To expose second-year undergraduates with reality of low-income economies, and alternative explanations from an economist standpoint; to deliver analytical tools for understanding the multidimensional aspects of poverty; to describe existing data and show understanding of ongoing debates and tensions over alternative explanations pertaining persistent underdevelopment and poverty traps; to show what might or might not work in poverty relief efforts by local governments and international donor agencies; to deliver a solid understanding of how microfinance can potentially benefit low-income households; and explain policies which aim at enhancing health and educational standards, promote gender equity in developing countries, and social inclusion in industrialized economies.

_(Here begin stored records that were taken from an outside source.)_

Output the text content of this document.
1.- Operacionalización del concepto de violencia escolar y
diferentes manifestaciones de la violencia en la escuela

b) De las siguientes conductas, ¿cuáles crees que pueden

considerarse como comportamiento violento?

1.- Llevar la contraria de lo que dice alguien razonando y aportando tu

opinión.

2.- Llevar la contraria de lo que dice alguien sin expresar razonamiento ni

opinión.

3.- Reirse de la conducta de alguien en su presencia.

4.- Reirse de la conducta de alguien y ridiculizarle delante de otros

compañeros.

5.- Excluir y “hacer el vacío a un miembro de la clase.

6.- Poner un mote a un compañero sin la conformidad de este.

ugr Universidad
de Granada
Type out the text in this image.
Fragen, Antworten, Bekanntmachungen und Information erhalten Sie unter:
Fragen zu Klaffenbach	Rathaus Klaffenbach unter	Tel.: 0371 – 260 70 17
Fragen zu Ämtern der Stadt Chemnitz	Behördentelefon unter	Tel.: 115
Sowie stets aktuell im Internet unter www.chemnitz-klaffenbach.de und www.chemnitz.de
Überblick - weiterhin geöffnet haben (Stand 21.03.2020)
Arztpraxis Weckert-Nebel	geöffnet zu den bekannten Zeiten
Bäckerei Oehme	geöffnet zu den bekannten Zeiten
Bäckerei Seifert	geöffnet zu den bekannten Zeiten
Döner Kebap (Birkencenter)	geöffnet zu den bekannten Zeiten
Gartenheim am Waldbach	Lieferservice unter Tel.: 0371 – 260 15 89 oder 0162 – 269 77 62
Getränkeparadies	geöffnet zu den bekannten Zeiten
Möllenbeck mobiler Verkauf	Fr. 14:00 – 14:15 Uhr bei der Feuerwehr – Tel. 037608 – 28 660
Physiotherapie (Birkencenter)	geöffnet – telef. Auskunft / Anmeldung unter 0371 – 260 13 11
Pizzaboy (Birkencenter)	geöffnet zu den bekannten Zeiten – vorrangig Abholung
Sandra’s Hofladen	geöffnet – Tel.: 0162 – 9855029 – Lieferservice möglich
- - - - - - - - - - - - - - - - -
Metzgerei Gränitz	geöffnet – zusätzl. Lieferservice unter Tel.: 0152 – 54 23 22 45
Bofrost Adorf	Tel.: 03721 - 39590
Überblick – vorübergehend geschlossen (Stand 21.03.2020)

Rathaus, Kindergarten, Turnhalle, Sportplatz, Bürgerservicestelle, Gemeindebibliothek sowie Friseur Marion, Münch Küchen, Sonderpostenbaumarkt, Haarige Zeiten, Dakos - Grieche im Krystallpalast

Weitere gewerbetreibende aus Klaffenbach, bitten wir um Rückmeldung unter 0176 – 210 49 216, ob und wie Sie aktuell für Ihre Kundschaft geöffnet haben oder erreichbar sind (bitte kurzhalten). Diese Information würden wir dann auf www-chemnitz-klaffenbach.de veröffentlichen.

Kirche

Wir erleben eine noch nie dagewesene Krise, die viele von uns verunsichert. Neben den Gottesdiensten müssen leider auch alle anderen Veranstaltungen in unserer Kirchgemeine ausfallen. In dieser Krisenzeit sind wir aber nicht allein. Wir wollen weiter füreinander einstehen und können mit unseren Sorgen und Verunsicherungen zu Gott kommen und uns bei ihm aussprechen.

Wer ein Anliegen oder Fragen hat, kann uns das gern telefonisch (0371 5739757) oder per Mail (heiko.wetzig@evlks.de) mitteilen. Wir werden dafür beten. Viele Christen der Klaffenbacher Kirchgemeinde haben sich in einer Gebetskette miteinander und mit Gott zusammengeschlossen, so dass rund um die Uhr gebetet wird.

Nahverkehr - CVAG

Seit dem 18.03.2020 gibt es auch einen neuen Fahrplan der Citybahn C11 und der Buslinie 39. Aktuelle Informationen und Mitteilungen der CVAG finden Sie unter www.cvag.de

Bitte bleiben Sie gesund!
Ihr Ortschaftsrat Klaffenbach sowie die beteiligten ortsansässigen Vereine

By the end of the course, students should:
- have gained major insights on why poor countries and households remain poor
- be aware of ongoing concerns and debates over poverty-related issues by international organizations
- be aware of academic research, both theoretical and empirical, to better frame contrasting views and policies targeting poor households.
The course comprises 20 hours of lectures and 4 compulsory tutorial
classes with an exercise sheet for each. There will be a 2-hour unseen
written examination in Term 3.
Affiliate students leaving in December will take a 2-hour written examination set up by the Department at the end of Term 1.
||2nd & 3rd year Economics (L100), and 3rd year Econ/Geog(LL17), and Phil/Econ(VL51) students.|
ECON1001: Economics, ECON1002 Applied Economics (or equivalent), and either ECON1004 Intro to Maths for Economics or MATH6401 & 6402. Students should have taken, or be concurrently taking, ECON2001: Microeconomics.